Bryan makes no distinction between evolution and Darwinism, the philosophical or ethical system that has claimed to be implied by evolution. Perhaps the distinction is not important to him because he is a biblical literalist who insists on the truth of the six-day creation. It requires a little effort, that being the case, to remember that his attack on Darwinism came from the left, from the side of pacifism and reform. His argument against Darwinism is essentially political (though he does note that the origin of species was not accounted for, or the theory of natural selection demonstrated). Like Einstein, he associated war with the enthusiasms of the intelligentsia, specifically with the huge influence of Friedrich Nietzsche in the universities. We are all familiar with the anomaly of the success of Fascism in the most cultured countries of Europe, with the anomaly of the high percentage of Ph.D.’s in the SS, and with the startling zeal of learned men in pursuing scientific activities of one sort and another meant to affirm the Nazi worldview. Without wishing to seem to descend to shallow rationalism, I propose that there might in fact be a reason for all this — that Einstein, and also Bryan, may have had a point.
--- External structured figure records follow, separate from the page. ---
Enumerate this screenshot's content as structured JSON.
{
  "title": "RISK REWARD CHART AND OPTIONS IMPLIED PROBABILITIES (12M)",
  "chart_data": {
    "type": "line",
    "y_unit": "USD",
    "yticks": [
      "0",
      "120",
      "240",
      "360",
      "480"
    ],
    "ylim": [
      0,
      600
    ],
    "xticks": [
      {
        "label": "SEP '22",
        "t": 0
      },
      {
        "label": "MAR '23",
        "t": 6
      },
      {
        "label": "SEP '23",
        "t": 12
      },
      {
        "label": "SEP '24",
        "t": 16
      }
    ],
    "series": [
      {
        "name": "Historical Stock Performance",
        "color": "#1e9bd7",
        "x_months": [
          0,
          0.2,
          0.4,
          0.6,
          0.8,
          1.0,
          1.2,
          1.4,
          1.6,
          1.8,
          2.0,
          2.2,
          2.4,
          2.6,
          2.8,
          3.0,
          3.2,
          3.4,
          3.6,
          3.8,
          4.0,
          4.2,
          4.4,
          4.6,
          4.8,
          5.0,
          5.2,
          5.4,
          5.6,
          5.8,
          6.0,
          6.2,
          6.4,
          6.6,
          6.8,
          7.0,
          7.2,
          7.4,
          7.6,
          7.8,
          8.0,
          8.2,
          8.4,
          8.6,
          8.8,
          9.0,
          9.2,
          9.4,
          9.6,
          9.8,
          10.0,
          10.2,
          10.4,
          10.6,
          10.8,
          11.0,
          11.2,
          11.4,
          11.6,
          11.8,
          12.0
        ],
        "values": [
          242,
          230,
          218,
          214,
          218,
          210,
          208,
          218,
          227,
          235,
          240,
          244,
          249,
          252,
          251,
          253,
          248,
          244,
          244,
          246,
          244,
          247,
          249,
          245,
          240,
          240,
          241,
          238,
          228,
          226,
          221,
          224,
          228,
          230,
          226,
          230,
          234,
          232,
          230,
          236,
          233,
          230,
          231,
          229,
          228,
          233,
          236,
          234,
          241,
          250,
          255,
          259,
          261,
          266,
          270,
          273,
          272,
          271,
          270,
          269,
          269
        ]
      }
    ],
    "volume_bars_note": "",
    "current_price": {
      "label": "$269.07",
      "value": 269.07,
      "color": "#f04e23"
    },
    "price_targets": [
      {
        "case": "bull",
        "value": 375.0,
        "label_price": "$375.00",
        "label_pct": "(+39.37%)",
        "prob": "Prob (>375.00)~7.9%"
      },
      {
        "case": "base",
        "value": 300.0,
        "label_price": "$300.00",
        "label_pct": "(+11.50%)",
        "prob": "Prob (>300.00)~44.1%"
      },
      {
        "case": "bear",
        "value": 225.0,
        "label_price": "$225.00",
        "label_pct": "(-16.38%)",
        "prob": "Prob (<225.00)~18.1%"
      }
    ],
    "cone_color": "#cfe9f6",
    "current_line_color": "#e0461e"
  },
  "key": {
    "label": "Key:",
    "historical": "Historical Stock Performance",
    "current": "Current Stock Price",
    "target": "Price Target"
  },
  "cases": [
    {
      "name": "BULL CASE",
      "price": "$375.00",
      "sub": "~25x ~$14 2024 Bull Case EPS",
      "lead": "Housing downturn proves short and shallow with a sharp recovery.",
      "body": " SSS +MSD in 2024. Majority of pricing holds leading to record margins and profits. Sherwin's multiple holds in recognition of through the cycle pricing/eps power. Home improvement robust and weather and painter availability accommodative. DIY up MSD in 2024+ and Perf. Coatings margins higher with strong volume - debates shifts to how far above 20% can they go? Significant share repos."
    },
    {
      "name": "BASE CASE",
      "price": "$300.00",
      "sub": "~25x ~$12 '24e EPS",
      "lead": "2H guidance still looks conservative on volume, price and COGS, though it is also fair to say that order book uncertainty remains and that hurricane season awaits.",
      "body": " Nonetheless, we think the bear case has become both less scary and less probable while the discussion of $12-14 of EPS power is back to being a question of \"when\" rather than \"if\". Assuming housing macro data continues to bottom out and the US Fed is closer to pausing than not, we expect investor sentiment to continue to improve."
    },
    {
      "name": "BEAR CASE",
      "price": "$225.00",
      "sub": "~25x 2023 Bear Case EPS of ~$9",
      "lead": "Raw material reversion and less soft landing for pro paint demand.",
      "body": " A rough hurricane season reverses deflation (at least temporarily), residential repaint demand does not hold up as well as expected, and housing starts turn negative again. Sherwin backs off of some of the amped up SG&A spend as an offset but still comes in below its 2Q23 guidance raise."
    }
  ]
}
Clarence Darrow, the defense attorney in the Scopes trial, had, the previous year, defended Leopold and Loeb, two young men found guilty of the gratuitous murder of a child. Bryan quotes Darrow’s arguments in extenuation of the crime. They are rather bizarre, but so were the times. Leopold, he said, as a young university student, had misread Nietzsche, while Loeb was the victim of hereditary criminality, passed down to him by an unknown ancestor. Darrow was eager to concede the brilliance of Nietzsche, although he read to the court passages “almost taken at random” which he felt were liable to such misreading as his “impressionable, visionary, dreamy” client had made of them. He said, “There is not any university in the world where the professor is not familiar with Nietzsche, not one … If this boy is to blame for this, where did he get it? Is there any blame attached because somebody took Nietzsche’s philosophy seriously and fashioned his life upon it?… Your Honor, it is hardly fair to hang a nineteen-year-old boy for the philosophy that was taught him at the university.” Darrow hastened to assure the court that he did not blame the philosopher, the professors, or the university.